Saturday 17 December 2016

Pregnancy influenza infection not linked to offspring autism

"There was no association between maternal influenza [flu] infection anytime during pregnancy and increased ASD [autism spectrum disorder] risk."

So said the findings reported by Ousseny Zerbo and colleagues [1] continuing a research theme from this author (see here for example) looking at how various infections 'encountered' during critical periods of pregnancy may / may not impact on offspring autism risk. This time around the focus was on viral infections and in particular "maternal influenza infection and vaccination from conception date to delivery date" as derived from either diagnosis using ICD-9 criteria or "a positive laboratory result for influenza based on the Prodesse ProFlu+ Assay (Hologic), a multiplex real-time polymerase chain reaction in vitro diagnostic test." Said participants numbering nearly 200,000 children were all born "at Kaiser Permanente Northern California from January 1, 2000 to December 31, 2010, at a gestational age of at least 24 weeks." The press release accompanying the publication can be seen here.
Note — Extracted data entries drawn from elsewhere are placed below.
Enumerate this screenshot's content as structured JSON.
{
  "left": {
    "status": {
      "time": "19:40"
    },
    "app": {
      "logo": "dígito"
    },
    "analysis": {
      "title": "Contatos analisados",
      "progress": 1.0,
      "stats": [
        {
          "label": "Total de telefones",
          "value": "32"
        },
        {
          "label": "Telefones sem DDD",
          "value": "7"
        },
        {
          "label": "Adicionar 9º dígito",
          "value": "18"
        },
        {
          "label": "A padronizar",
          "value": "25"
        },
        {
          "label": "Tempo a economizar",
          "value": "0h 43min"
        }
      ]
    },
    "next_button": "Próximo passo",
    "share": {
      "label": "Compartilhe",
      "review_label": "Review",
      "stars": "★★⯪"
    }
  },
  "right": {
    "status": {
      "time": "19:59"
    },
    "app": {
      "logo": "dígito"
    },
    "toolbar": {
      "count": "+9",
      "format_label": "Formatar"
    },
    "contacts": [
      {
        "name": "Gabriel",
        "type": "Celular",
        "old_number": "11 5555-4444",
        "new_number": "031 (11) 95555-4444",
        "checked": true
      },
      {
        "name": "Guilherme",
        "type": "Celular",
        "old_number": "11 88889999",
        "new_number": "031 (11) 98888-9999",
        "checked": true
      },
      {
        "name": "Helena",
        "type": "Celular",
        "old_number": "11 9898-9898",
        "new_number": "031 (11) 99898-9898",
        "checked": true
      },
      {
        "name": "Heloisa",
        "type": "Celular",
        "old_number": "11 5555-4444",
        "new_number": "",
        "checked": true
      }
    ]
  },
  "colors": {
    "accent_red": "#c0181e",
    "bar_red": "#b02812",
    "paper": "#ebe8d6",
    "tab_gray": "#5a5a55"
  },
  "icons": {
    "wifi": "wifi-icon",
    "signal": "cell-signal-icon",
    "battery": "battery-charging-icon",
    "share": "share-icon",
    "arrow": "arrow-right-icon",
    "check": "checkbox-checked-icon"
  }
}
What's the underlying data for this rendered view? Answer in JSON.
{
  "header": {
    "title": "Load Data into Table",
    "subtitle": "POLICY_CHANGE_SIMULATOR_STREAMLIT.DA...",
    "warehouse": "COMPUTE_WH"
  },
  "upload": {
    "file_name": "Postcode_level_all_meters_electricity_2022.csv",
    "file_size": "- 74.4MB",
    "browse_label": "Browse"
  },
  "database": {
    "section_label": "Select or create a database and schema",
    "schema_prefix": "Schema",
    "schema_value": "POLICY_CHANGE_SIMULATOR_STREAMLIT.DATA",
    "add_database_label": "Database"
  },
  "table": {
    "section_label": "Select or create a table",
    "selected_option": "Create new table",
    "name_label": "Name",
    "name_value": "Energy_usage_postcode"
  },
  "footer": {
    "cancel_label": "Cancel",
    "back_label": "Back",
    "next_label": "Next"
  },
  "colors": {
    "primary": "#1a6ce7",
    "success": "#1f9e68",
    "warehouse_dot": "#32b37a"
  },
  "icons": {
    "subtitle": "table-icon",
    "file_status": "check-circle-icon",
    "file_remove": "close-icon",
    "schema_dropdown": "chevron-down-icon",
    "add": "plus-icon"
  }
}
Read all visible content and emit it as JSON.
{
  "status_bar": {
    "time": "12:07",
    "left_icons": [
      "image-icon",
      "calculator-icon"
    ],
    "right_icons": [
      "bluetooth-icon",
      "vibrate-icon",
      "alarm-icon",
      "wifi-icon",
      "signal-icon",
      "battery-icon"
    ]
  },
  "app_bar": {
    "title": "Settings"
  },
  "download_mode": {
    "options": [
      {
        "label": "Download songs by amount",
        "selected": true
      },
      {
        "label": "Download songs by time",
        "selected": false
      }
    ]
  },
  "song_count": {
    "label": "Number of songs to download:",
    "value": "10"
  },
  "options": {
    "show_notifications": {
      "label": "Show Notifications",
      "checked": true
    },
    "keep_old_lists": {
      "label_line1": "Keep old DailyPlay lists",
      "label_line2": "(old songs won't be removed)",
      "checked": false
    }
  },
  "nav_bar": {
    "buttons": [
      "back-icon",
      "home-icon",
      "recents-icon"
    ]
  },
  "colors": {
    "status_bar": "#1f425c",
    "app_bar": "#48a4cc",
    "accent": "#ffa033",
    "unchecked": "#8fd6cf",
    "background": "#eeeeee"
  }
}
"Maternal influenza infection during pregnancy was not associated with increased ASD risk in this study, and the association did not vary by the timing of influenza infection." Importantly, authors also looked at whether maternal influenza vaccination during pregnancy was also related to offspring ASD risk based on the data contained in their patient databases. The results pertinent to pregnancy flu vaccination and offspring risk were not exactly cut-and-dried as "in an initial analysis unadjusted for multiple comparisons" the authors reported seeing a 'slightly increased' risk for offspring autism associated with maternal vaccination during the first few months of pregnancy. This was set against data indicating no significant association between maternal influenza vaccination covering 'anytime' during pregnancy. Indeed, after "adjusting for the multiplicity of hypotheses tested" they concluded that the first trimester vaccination - offspring autism risk was potentially a 'chance finding'. Minus any scaremongering and to be on the safe side the authors suggested that "additional studies are warranted to further evaluate any potential associations between first-trimester maternal influenza vaccination and autism."

Aside from a few potential 'weakness' attached to the Zerbo results including the fact that "subclinical infections or illnesses for which women did not seek medical attention" were not counted in the data, these are interesting results. Quite a few times on this blog I've covered the so-called maternal immune activation (MIA) hypothesis - where mum's reprogrammed pregnancy immune system is 'challenged' and potentially has implications for offspring development - and this work kinda falls into that category of autism science. Indeed, I've talked about the possibility quite recently (see here). Drawing also on data looking at season of conception/birth as potentially being important to pregnancy viral/bacterial exposure and onward offspring outcomes (see here) there has been a steady stream of peer-reviewed publications hinting at a potentially important 'association' between infection exposure in-utero and developmental outcomes for the child. The current Zerbo data however put a bit of a research spanner in the works when it comes specifically to any pregnancy flu and offspring autism risk suggestion albeit with the continued requirement for further investigations in this area covering other infections.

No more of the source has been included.